Against this backdrop, President Trump’s remarks during his recent meeting with Prime Minister Benjamin Netanyahu in Florida have taken on new gravity. “If Iran is trying to build up again, we’re going to knock them down,” Trump said — language that the Israel National News report described as the clearest endorsement yet of preemptive action should Tehran persist with its nuclear and ballistic ambitions. When asked whether he would support an Israeli strike in the absence of a deal, Trump answered with an unambiguous “yes.”

For Iran’s rulers, the implications are stark. The regime is squeezed between an enraged populace and a hostile international environment that no longer appears content with rhetorical condemnation. Analysts cited by the New York Times warn that this compression of pressures has left Tehran with few viable pathways. Escalated repression risks provoking the very intervention Trump has threatened. Concessions on the nuclear file could unravel decades of ideological investment and expose internal fractures within the clerical elite.

The Israel National News report observed that the Islamic Republic’s habitual response to crisis — the calibrated use of violence — is now freighted with unprecedented risk. In previous uprisings, the leadership could calculate that mass arrests and lethal force would eventually restore quiescence. Today, however, every casualty reverberates beyond Iran’s borders, scrutinized by adversaries who openly weigh the merits of intervention.

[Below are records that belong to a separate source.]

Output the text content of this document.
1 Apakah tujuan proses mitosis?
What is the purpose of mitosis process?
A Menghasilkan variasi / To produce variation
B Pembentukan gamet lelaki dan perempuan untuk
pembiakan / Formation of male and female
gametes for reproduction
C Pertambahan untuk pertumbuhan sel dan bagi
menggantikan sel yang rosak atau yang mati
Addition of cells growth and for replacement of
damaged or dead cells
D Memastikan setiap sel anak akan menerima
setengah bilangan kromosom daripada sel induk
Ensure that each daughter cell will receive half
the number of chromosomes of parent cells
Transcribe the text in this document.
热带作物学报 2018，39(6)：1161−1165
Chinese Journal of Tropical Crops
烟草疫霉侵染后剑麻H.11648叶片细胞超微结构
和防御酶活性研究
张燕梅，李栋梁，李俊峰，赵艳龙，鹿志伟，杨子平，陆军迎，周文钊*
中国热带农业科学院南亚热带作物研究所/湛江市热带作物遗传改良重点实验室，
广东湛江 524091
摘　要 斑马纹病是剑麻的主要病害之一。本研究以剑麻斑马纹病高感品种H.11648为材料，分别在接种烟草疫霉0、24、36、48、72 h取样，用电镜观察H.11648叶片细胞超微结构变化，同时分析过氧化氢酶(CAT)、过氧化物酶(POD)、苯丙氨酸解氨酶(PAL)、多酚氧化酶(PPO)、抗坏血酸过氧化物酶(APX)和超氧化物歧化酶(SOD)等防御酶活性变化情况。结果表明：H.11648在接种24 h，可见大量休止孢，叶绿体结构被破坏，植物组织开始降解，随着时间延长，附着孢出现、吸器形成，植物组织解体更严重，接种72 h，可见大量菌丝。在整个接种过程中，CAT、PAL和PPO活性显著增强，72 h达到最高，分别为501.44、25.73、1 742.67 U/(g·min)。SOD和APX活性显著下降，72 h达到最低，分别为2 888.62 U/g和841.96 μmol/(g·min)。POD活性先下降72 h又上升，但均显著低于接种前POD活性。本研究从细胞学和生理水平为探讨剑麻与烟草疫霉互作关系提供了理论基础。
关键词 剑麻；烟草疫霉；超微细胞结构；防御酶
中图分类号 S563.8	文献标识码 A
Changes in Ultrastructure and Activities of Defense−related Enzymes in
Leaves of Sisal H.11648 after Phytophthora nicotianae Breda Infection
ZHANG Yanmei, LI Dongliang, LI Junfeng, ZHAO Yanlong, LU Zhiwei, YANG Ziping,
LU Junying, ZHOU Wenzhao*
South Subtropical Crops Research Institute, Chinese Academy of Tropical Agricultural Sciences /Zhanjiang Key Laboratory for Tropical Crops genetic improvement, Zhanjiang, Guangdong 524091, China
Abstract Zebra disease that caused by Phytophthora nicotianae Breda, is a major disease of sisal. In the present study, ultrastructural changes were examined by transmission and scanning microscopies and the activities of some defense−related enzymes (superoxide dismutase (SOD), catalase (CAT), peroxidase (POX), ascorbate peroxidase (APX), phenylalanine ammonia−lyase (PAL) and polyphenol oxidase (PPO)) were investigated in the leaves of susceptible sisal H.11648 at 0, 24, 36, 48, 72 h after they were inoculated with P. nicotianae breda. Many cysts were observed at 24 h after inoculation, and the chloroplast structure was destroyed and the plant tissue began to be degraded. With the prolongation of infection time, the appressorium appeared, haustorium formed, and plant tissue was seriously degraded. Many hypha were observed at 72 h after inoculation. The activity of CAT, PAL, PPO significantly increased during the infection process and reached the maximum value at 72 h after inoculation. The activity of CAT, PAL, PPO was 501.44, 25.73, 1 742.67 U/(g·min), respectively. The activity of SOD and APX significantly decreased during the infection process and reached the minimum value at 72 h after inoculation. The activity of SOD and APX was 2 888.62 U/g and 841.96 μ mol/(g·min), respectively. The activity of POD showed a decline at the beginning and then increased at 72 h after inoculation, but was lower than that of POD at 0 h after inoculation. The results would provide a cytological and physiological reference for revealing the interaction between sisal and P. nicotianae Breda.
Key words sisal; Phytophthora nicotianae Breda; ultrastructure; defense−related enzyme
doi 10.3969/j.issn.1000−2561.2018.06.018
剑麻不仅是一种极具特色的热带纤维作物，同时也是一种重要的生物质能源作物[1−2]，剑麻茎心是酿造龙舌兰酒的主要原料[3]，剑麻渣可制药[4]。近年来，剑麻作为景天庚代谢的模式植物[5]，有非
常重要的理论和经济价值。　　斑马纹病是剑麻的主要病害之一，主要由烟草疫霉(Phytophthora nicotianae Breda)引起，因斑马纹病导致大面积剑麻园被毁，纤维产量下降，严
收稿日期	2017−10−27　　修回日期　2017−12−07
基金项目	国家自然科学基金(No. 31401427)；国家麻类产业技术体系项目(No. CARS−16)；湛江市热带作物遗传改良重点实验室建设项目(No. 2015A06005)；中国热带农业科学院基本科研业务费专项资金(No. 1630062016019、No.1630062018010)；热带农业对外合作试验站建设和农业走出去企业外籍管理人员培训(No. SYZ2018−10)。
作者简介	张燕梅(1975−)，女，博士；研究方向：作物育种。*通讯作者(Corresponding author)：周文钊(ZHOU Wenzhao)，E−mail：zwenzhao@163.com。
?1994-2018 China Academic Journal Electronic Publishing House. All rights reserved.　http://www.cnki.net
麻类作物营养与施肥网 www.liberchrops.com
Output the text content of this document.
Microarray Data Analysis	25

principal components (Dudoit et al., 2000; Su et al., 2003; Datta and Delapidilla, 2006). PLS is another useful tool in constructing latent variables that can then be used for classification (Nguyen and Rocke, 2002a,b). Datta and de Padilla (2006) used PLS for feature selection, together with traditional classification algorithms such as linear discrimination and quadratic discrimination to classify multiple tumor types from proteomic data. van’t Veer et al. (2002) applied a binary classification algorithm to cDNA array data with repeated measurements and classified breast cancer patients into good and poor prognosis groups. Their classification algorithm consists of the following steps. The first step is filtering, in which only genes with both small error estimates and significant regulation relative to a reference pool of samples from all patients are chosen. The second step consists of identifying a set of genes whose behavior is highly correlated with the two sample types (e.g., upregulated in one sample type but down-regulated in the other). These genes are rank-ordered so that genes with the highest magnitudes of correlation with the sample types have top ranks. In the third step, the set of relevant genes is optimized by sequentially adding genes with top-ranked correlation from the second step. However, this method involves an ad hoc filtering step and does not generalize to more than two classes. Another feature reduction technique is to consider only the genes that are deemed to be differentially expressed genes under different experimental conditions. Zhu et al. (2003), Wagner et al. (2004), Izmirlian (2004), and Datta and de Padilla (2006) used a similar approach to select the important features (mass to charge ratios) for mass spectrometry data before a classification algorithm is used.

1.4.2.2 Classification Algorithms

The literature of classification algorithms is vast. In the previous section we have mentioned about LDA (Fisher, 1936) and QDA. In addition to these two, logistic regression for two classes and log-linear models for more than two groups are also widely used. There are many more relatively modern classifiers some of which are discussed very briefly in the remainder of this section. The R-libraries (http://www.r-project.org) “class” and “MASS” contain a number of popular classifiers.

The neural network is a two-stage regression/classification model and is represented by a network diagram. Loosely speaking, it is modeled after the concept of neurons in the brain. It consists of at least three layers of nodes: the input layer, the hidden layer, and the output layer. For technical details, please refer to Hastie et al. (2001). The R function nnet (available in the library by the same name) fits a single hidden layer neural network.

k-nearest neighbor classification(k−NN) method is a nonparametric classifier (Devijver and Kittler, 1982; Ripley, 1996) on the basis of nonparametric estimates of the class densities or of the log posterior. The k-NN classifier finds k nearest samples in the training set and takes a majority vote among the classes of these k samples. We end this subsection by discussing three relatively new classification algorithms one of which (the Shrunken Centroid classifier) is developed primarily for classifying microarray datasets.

This confluence of domestic fragility and external menace has ushered in what Iranian officials themselves describe as a survival phase. It is a period defined less by grand strategy than by improvisation, as Tehran oscillates between displays of military resolve and halting gestures toward restraint. Whether this balancing act can be sustained remains doubtful. As the Israel National News report indicated, the regime’s predicament is not simply that it faces protests or threats in isolation, but that these pressures are reinforcing one another, compressing the space in which Iran’s rulers can maneuver.

In the end, the Islamic Republic’s greatest vulnerability may not lie in the chants echoing through its bazaars or the missiles streaking across its skies, but in the erosion of its aura of inevitability. A government that once seemed unassailable now grapples openly with the specter of collapse — uncertain whether its next move will quell rebellion, invite reprisal, or hasten the reckoning it has spent decades deferring.